In China in particular, Uber is showing growth in rides and market share against the massive market share leader Didi Kuaidi. But Uber doesn’t have the homefield advantage or first-mover advantage, so that growth is coming via massive, insane subsidies. The exact strategy everyone in startup world decries… except when Uber does it. People familiar with Uber’s plans say that if the rate of subsidies continues, Uber could lose as much as to $1 billion a year in China. Even if that number is inflated, it’s surely hundreds of millions of dollars in Chinese subsidies alone, chasing growth in a market it will never win.
And now, this. Aggressively taking on the food delivery space in the US. One that is, yes, about sending things around cities, but is fundamentally a different business. Food delivery can have bikes and couriers who don’t want to speak to people and have totally different insurance issues. It’s not impossible, but learning a new business and out-slaying others in it certainly isn’t a lay-up anymore than it was a given that Facebook could shrug and add a new features to destroy Twitter, Foursquare, Quora, and Snapchat. (None of those happened, and Facebook seemed genuinely shocked.)
Sometimes platform isn’t everything. And sometimes a company-- even one valued in the hundreds of billions with much bigger resources -- simply can’t win every battle. The problem is Uber doesn’t know or believe that yet. And it’s getting paid in bucket-loads of cheap capital to keep buying new markets, new growth, and new future options to grow into that heady price.

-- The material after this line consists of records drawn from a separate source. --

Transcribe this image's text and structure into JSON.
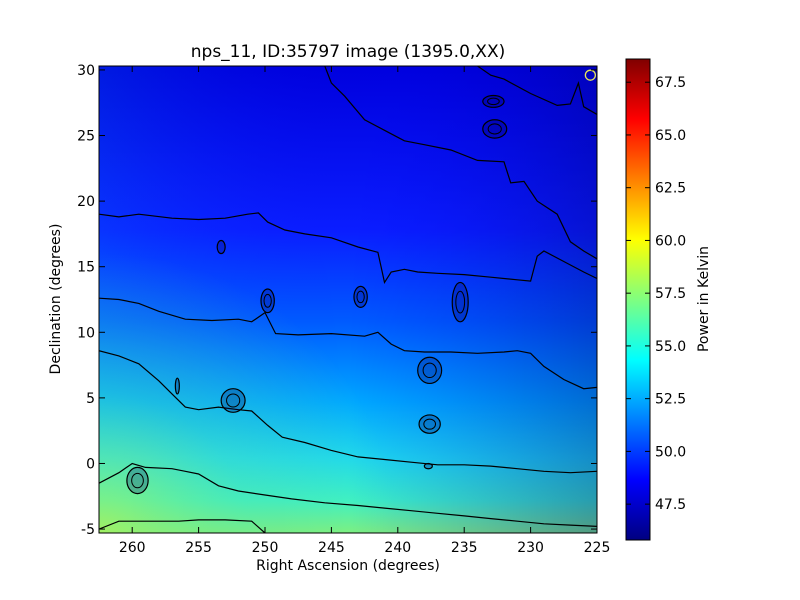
{
  "chart_data": {
    "type": "heatmap",
    "title": "nps_11, ID:35797 image (1395.0,XX)",
    "xlabel": "Right Ascension (degrees)",
    "ylabel": "Declination (degrees)",
    "xlim": [
      262.5,
      225
    ],
    "ylim": [
      -5.3,
      30.3
    ],
    "x_ticks": [
      260,
      255,
      250,
      245,
      240,
      235,
      230,
      225
    ],
    "y_ticks": [
      -5,
      0,
      5,
      10,
      15,
      20,
      25,
      30
    ],
    "colorbar": {
      "label": "Power in Kelvin",
      "range": [
        45.8,
        68.6
      ],
      "ticks": [
        47.5,
        50.0,
        52.5,
        55.0,
        57.5,
        60.0,
        62.5,
        65.0,
        67.5
      ],
      "tick_labels": [
        "47.5",
        "50.0",
        "52.5",
        "55.0",
        "57.5",
        "60.0",
        "62.5",
        "65.0",
        "67.5"
      ],
      "colormap": "jet"
    },
    "grid": false,
    "contours": [
      {
        "name": "c1",
        "points": [
          [
            262.5,
            19.0
          ],
          [
            261,
            18.8
          ],
          [
            259.5,
            19.0
          ],
          [
            257,
            18.7
          ],
          [
            255,
            18.6
          ],
          [
            253,
            18.7
          ],
          [
            251.3,
            19.0
          ],
          [
            250.5,
            19.1
          ],
          [
            249.8,
            18.4
          ],
          [
            248.5,
            17.8
          ],
          [
            247,
            17.5
          ],
          [
            245,
            17.2
          ],
          [
            243,
            16.5
          ],
          [
            241.5,
            16.1
          ],
          [
            241,
            13.8
          ],
          [
            240.5,
            14.6
          ],
          [
            239.5,
            14.8
          ],
          [
            238.5,
            14.6
          ],
          [
            237,
            14.5
          ],
          [
            235,
            14.4
          ],
          [
            233,
            14.2
          ],
          [
            231,
            14.0
          ],
          [
            230,
            13.9
          ],
          [
            229.5,
            15.8
          ],
          [
            229,
            16.2
          ],
          [
            227.5,
            15.4
          ],
          [
            226,
            14.6
          ],
          [
            225,
            14.1
          ]
        ]
      },
      {
        "name": "c2",
        "points": [
          [
            262.5,
            12.6
          ],
          [
            261,
            12.5
          ],
          [
            259.5,
            12.2
          ],
          [
            258,
            11.6
          ],
          [
            256,
            11.0
          ],
          [
            254,
            10.9
          ],
          [
            252,
            11.0
          ],
          [
            251,
            10.8
          ],
          [
            250,
            11.5
          ],
          [
            249.2,
            9.9
          ],
          [
            247.5,
            9.8
          ],
          [
            245,
            9.9
          ],
          [
            242.5,
            9.7
          ],
          [
            241.5,
            10.0
          ],
          [
            240.5,
            9.1
          ],
          [
            239.5,
            8.6
          ],
          [
            238,
            8.5
          ],
          [
            236,
            8.5
          ],
          [
            234,
            8.4
          ],
          [
            232,
            8.5
          ],
          [
            231,
            8.6
          ],
          [
            230,
            8.4
          ],
          [
            229,
            7.4
          ],
          [
            227.5,
            6.4
          ],
          [
            226,
            5.7
          ],
          [
            225,
            5.8
          ]
        ]
      },
      {
        "name": "c3",
        "points": [
          [
            262.5,
            8.6
          ],
          [
            261,
            8.2
          ],
          [
            259.5,
            7.6
          ],
          [
            258,
            6.3
          ],
          [
            257,
            5.3
          ],
          [
            256,
            4.3
          ],
          [
            255,
            4.1
          ],
          [
            253.5,
            4.3
          ],
          [
            252,
            4.1
          ],
          [
            251,
            4.0
          ],
          [
            249.8,
            2.9
          ],
          [
            248.7,
            2.0
          ],
          [
            247,
            1.6
          ],
          [
            245,
            1.0
          ],
          [
            243,
            0.5
          ],
          [
            241,
            0.3
          ],
          [
            239,
            0.1
          ],
          [
            237,
            -0.1
          ],
          [
            235,
            -0.1
          ],
          [
            233,
            -0.2
          ],
          [
            231,
            -0.4
          ],
          [
            229,
            -0.6
          ],
          [
            227,
            -0.7
          ],
          [
            225,
            -0.6
          ]
        ]
      },
      {
        "name": "c4",
        "points": [
          [
            262.5,
            -1.5
          ],
          [
            261,
            -0.7
          ],
          [
            260,
            0.0
          ],
          [
            259,
            -0.3
          ],
          [
            257,
            -0.4
          ],
          [
            256,
            -0.6
          ],
          [
            255,
            -0.8
          ],
          [
            253.5,
            -1.7
          ],
          [
            252,
            -2.1
          ],
          [
            250,
            -2.4
          ],
          [
            248,
            -2.7
          ],
          [
            245.5,
            -3.0
          ],
          [
            243,
            -3.2
          ],
          [
            241,
            -3.4
          ],
          [
            239,
            -3.6
          ],
          [
            237,
            -3.8
          ],
          [
            235,
            -4.0
          ],
          [
            233,
            -4.2
          ],
          [
            231,
            -4.4
          ],
          [
            229,
            -4.6
          ],
          [
            227,
            -4.7
          ],
          [
            225,
            -4.8
          ]
        ]
      },
      {
        "name": "c5",
        "points": [
          [
            262.5,
            -5.0
          ],
          [
            261,
            -4.4
          ],
          [
            259,
            -4.4
          ],
          [
            256.5,
            -4.4
          ],
          [
            255,
            -4.3
          ],
          [
            253,
            -4.3
          ],
          [
            251,
            -4.4
          ],
          [
            250,
            -5.3
          ]
        ]
      },
      {
        "name": "c6",
        "points": [
          [
            245.5,
            30.3
          ],
          [
            245,
            29.0
          ],
          [
            244,
            28.0
          ],
          [
            242.5,
            26.2
          ],
          [
            241,
            25.4
          ],
          [
            239.5,
            24.6
          ],
          [
            238,
            24.3
          ],
          [
            236,
            23.9
          ],
          [
            234,
            23.1
          ],
          [
            232,
            23.0
          ],
          [
            231.5,
            21.4
          ],
          [
            230.5,
            21.5
          ],
          [
            229.5,
            20.0
          ],
          [
            228,
            19.0
          ],
          [
            227,
            16.9
          ],
          [
            226,
            16.2
          ],
          [
            225,
            15.6
          ]
        ]
      },
      {
        "name": "c7",
        "points": [
          [
            234,
            30.3
          ],
          [
            233,
            29.6
          ],
          [
            232,
            29.3
          ],
          [
            230,
            28.2
          ],
          [
            228,
            27.3
          ],
          [
            227,
            27.4
          ],
          [
            226.4,
            29.0
          ],
          [
            226,
            27.2
          ],
          [
            225,
            26.6
          ]
        ]
      }
    ],
    "blobs": [
      {
        "name": "b1",
        "x": 232.7,
        "y": 25.5,
        "rx": 0.9,
        "ry": 0.7
      },
      {
        "name": "b2",
        "x": 232.8,
        "y": 27.6,
        "rx": 0.8,
        "ry": 0.45
      },
      {
        "name": "b3",
        "x": 237.6,
        "y": 7.1,
        "rx": 0.9,
        "ry": 1.0
      },
      {
        "name": "b4",
        "x": 237.6,
        "y": 3.0,
        "rx": 0.8,
        "ry": 0.7
      },
      {
        "name": "b5",
        "x": 235.3,
        "y": 12.3,
        "rx": 0.6,
        "ry": 1.5
      },
      {
        "name": "b6",
        "x": 252.4,
        "y": 4.8,
        "rx": 0.9,
        "ry": 0.9
      },
      {
        "name": "b7",
        "x": 249.8,
        "y": 12.4,
        "rx": 0.5,
        "ry": 0.9
      },
      {
        "name": "b8",
        "x": 259.6,
        "y": -1.3,
        "rx": 0.8,
        "ry": 1.0
      },
      {
        "name": "b9",
        "x": 253.3,
        "y": 16.5,
        "rx": 0.3,
        "ry": 0.5
      },
      {
        "name": "b10",
        "x": 242.8,
        "y": 12.7,
        "rx": 0.5,
        "ry": 0.8
      },
      {
        "name": "b11",
        "x": 237.7,
        "y": -0.2,
        "rx": 0.3,
        "ry": 0.2
      },
      {
        "name": "b12",
        "x": 256.6,
        "y": 5.9,
        "rx": 0.15,
        "ry": 0.6
      }
    ],
    "marker": {
      "x": 225.5,
      "y": 29.6,
      "color": "#e6e65a"
    }
  }
}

But Uber is on a price prespice. One false move…
And this is a famously libertarian company that has already attracted the attention of lawmakers-- whether it’s Al Franken questioning its use of customer data or Hillary Clinton raising concerns about contractors. Just because it’s kept growing in spite of all its safety and PR missteps doesn’t mean there isn’t a lingering stigma.
Let’s not forget-- this is at its core a company that prides itself on security and safety which can’t go a week without a scandal. After one of the largest ones in Delhi, it came out that the company had a scant four people working in its local Delhi operations. A proudly “lean” operation… that’s raised some $7 billion in capital.
There’s a problem when a company raises billions of dollars on a growth proposition that it only puts subsidies-- not actual people or solid processes-- behind.
On one level, I’m heartened that the latest expansion only involves ferrying quesadillas from place to place, not people. Still, for Uber to think it can dominate every international market the way it has in the US by way of tiny skeleton staffs, and now move a few pixels and dominate food delivery, seems like a crazy distraction, considering its still growing core business that doesn’t exactly grow itself.
What’s interesting is Lyft and Postmates aren’t getting dragged into the same battle the way LivingSocial did following Groupon around the world. Despite raising $1 billion Lyft has steadfastly determined it will focus on the US market, and Postmates has long held to a policy of protecting margins and growing at a deliberate sustainable pace. Both are smart strategies. Uber wins if Uber can drag everyone else into its unsustainable cash burn race. If a dozen other companies who are good at specific logistics or specifics locales hold to their own playbook, the combination of them all may be far more devastating.
Will Uber go under? Hard to imagine. But an up round on this price is hardly a given.